First, of course, should the Court affirm the Second Circuit, it’s possible that plaintiffs in the future could go after drug and device companies as emitters, not sellers of drugs and devices. Do we think that’s very likely? Probably not – there’s surely a roster of other targets the plaintiffs’ bar would focus on first. But what would happen if the Court were to recognize the plaintiffs’ novel “federal common law of public nuisance” theory? Well, we could see creative and industrious (that’s being charitable) plaintiffs’ lawyers resurrecting public nuisance claims in other contexts…like drug and device. We’ve occasionally written on nuisance claims in the past; they are exceedingly goofy in the drug and device context, and a little over a year ago we called drug and device public nuisance claims “a bad idea whose time has passed.” We’re sticking to that. But, much like Paul Reubens’ star turn in Buffy The Vampire Slayer (the movie, not the show), public nuisance is the vampire that just refuses to die, even when the end-credits are rolling. In the past, we’ve seen plaintiffs’ lawyers look to expand non-traditional theories of recovery to the drug and device context – for example, medical monitoring, civil RICO, and consumer fraud, to name a few. Hopefully, whatever the Court does in American Electric, it will not lead to a rash of new (and, in our opinion, futile) public nuisance suits in other contexts. Even more hopefully, the Supreme Court could kill off this sort of “public nuisance” completely, at least as a matter of federal common law.
It will also be interesting to see how the Court handles the standing and justiciability questions in this case. The Second Circuit’s treatment of standing – whether the defendants “contribute” to global warming – is too loosey-goosey for our liking. In fact, the standing and injury quagmire that lurks in this public nuisance context seems analogous to some of our standing/injury complaints in other areas, such as – you guessed it – medical monitoring, civil RICO, and consumer fraud, so we’ll be watching to see how the Court tackles these issues, and whether what it says impacts anything we do.
Finally, what about the question of whether courts should even be in the business of piecemeal quasi-regulation where there’s already a regulator at work?

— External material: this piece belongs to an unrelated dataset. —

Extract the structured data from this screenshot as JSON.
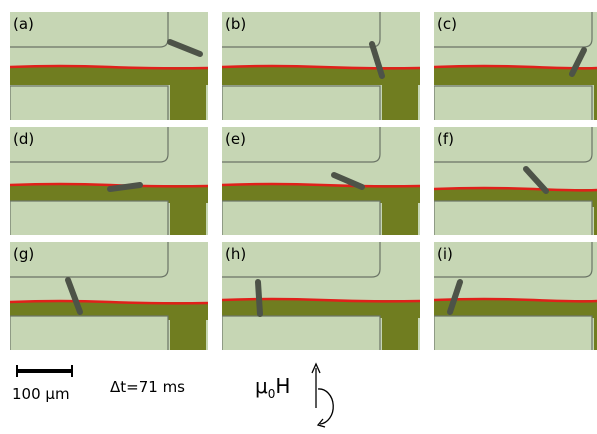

Well, that’s an issue you may have heard us talk about from time to time. Look at how the defendants’ certiorari petition characterizes the plaintiffs’ theory – it seeks “imposition of a judicially-fashioned series of piecemeal regulatory regimes.” Cert. Pet. at 20. Sounds like something that could come straight out of a preemption brief. To be sure, the political question/justiciability questions go beyond the Supremacy Clause considerations underlying preemption, but it will nevertheless be worth watching to see whether this Court will continue its seeming trend of indifference to federal regulators.

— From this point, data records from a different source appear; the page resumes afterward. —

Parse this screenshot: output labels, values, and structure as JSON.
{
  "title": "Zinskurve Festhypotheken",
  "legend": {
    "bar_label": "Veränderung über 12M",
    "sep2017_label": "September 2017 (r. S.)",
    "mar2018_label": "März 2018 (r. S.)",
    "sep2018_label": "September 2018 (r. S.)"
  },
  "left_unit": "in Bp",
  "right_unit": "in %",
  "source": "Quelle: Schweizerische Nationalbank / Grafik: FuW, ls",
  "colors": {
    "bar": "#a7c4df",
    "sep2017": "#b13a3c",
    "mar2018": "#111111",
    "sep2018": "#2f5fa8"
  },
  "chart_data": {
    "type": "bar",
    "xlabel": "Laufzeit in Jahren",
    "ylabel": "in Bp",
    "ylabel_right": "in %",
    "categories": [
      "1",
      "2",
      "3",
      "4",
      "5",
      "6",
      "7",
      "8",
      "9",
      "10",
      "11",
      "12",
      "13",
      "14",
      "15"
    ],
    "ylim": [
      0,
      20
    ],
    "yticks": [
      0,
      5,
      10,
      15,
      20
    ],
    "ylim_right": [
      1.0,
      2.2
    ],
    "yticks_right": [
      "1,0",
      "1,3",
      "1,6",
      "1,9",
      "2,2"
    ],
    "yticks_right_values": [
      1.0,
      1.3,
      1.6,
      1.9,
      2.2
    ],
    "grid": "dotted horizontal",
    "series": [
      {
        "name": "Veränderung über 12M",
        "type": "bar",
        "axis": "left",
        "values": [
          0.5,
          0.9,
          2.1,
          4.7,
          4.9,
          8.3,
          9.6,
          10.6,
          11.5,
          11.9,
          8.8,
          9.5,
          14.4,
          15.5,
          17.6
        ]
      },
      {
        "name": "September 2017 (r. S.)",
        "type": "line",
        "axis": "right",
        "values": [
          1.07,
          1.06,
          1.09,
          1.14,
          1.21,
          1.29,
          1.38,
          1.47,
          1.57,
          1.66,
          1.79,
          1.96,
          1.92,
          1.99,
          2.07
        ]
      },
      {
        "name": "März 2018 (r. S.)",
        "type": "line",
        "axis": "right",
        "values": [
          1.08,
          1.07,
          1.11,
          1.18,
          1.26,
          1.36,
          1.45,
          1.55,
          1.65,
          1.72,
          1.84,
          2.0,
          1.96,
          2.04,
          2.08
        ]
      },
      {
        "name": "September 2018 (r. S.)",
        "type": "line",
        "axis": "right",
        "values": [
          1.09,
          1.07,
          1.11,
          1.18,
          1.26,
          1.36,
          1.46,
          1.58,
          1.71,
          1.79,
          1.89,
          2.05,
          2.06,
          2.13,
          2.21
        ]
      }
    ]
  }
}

Now don’t get us wrong – we strongly believe that this public nuisance lawsuit is sui generis, and you have to be careful reading too much into decisions like this. (Of course, that won’t stop us from declaring that public nuisance is finally kaput if the Court drives a stake through the public nuisance vampire’s heart). But we’ll certainly follow this case, to see whether there’s anything we can learn, or anything to beware, from whatever decision the Court ultimately makes.